Branum argues that because Rule 190.4 required the trial court to convert the discovery to a level 3 discovery control plan, the "adequate time for discovery" provision of Rule 166a(i) also controlled the level 3 discovery control plan. We disagree. Even if the trial court was required to convert discovery to level 3, a question we need not decide, in McClure v. Attebury, 20 S.W.3d 722, 729 (Tex.App.--Amarillo 1999, no pet.), we held whether an "adequate time for discovery" has been provided is case specific. See also McMahan v. Greenwood, 108 S.W.3d 467, 498 (Tex.App.-Houston [14th Dist.] 2003, pet. denied). Branum does not contend she did not have adequate time for discovery; however, as material to her contention, because the question of adequate time is case specific, we decline to impose the bright-line rule suggested by Branum. In Restaurant Teams Intern. v. MG Securities, 95 S.W.3d 336, 339 (Tex.App.--Dallas 2002, no pet.), the court held:

Neither rule 166a(i) nor the comment thereto states that the discovery period applicable to a case by virtue of rule 190 must have ended before a no-evidence summary judgment may be granted.
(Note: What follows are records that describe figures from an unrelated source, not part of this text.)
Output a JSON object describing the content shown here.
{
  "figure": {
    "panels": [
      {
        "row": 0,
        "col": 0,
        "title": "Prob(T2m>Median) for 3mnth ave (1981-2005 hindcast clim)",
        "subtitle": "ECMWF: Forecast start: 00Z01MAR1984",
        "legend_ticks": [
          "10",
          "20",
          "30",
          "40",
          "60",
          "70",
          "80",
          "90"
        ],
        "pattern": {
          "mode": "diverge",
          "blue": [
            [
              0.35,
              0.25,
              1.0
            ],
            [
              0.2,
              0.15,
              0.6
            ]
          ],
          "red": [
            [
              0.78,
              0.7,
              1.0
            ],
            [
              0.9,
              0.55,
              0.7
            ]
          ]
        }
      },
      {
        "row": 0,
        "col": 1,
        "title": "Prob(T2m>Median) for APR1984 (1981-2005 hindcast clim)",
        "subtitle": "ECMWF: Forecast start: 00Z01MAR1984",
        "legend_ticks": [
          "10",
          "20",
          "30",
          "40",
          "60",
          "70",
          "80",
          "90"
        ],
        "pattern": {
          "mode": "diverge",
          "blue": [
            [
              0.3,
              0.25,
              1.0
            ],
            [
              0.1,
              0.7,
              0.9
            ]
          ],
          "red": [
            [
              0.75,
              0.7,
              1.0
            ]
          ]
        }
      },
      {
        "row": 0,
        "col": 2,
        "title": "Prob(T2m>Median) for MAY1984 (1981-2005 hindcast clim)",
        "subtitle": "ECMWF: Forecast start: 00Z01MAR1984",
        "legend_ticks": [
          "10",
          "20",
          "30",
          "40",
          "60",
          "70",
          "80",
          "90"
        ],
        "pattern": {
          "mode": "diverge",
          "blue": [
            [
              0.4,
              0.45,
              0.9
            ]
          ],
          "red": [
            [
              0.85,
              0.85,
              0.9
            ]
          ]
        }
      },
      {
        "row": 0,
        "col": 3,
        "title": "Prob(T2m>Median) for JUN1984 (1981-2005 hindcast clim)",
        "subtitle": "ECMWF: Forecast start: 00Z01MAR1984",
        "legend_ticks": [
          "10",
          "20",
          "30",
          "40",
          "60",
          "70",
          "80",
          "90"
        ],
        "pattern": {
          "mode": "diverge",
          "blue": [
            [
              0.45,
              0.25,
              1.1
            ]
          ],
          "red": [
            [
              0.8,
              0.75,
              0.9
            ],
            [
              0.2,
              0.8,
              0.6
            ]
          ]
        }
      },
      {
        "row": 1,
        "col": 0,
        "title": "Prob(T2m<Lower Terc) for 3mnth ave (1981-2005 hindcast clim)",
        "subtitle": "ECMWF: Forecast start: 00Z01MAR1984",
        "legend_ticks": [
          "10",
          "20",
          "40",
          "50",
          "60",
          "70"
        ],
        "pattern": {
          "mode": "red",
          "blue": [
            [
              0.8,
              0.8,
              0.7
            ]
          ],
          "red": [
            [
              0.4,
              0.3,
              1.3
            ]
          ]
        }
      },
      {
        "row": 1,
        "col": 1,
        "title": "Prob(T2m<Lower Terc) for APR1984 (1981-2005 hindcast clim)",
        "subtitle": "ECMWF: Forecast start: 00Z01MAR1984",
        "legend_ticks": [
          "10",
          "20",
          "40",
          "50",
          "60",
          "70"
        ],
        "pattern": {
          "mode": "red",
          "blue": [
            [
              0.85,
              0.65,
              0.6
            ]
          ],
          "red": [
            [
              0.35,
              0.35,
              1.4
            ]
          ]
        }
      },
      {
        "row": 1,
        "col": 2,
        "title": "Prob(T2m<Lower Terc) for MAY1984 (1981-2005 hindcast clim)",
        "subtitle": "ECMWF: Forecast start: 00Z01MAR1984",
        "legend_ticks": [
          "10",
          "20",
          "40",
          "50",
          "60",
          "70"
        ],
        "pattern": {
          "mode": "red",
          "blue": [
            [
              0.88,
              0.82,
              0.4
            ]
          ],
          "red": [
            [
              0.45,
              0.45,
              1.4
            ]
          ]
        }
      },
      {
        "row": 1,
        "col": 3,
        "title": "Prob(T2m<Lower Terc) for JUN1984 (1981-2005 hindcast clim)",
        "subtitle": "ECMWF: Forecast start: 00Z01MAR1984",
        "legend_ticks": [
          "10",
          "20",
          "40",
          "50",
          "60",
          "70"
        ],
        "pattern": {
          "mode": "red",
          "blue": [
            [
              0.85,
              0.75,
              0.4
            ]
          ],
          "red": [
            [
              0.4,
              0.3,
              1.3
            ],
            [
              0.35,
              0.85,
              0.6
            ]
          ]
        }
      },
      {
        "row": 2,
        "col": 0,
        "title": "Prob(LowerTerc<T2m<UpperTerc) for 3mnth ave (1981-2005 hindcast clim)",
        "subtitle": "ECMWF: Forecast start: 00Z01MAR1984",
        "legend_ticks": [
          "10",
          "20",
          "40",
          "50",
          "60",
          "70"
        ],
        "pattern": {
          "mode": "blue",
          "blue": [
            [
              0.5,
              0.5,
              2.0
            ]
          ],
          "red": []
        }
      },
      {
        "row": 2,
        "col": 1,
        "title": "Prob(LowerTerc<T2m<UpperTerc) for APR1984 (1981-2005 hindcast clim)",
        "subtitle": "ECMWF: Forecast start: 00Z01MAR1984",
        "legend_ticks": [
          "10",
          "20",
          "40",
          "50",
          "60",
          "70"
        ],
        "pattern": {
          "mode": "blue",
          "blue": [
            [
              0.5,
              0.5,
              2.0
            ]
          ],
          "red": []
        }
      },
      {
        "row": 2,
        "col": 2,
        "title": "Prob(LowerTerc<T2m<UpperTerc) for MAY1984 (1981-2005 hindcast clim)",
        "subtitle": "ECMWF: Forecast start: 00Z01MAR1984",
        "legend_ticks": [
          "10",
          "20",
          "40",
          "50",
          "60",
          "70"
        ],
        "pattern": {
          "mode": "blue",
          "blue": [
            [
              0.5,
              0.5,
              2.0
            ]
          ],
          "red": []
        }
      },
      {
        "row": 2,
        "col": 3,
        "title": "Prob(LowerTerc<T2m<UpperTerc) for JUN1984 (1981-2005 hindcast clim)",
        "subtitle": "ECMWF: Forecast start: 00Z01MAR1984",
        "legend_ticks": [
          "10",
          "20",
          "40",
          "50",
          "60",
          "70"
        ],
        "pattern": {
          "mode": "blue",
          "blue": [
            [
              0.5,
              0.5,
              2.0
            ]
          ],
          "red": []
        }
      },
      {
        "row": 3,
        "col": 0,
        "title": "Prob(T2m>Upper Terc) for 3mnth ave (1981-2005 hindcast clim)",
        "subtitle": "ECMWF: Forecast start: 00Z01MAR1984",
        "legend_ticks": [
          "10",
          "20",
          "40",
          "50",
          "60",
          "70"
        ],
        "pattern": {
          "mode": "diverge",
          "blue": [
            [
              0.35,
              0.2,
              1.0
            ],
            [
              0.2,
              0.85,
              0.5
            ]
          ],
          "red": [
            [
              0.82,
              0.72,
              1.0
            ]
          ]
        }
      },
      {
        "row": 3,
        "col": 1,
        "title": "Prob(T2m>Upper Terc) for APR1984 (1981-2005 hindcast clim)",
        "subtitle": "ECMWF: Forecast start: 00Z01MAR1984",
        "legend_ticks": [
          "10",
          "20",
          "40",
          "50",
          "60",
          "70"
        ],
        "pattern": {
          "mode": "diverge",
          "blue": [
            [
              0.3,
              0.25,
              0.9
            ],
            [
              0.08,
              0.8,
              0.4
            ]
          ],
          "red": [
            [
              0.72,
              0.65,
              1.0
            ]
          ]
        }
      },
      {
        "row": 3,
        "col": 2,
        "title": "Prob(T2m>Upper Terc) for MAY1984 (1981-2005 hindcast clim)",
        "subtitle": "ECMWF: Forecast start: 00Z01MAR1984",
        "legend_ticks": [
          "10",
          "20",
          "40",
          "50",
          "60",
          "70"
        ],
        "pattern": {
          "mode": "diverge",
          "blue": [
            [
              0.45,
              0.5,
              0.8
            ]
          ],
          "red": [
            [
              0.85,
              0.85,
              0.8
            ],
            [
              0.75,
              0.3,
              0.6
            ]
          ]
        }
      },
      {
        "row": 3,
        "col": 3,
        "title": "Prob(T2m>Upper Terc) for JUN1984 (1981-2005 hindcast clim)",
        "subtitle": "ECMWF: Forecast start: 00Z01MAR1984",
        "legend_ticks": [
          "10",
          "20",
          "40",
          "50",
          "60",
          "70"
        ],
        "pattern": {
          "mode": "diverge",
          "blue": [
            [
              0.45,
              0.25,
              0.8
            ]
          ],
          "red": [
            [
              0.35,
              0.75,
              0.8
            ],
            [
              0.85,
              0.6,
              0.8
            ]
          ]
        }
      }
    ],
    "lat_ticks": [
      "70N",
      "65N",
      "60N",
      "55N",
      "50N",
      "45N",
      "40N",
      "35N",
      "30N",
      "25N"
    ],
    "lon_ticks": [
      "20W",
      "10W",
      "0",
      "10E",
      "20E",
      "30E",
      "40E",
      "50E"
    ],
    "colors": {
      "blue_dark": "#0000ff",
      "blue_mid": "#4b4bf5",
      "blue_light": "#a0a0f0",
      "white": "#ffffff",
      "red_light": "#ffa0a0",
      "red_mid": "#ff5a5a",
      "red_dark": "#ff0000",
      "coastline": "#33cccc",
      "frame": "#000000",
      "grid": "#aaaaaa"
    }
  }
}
See Tex. R. Civ. P. 166a(i) & cmt. Instead, the rule merely requires "adequate time" for discovery. Id. We will not read such a bright-line requirement into the rule when its language reflects that a more flexible approach was intended.



Moreover, Branum did not file a sworn motion for continuance as permitted by Rule 252 and did not file an affidavit stating why she needed additional time for discovery, as required by Rule 166a(g). Jaimes v. Fiesta Mart, Inc., 21 S.W.3d 301, 304 (Tex.App.--Houston [1st Dist.] 1999, pet. denied). We overrule issues one, two, and three.

Accordingly, the judgment of the trial court is affirmed.

Don H. Reavis

Justice







1. Repealed by Act of June 2, 2002, 78th Leg., R.S., ch. 204, § 10.09, 2003 Tex. Sess. Law Serv., current version at Tex. Civ. Prac. & Rem. Code Ann. §§ 74.001 - 74.507 (Vernon Pamph. 2004).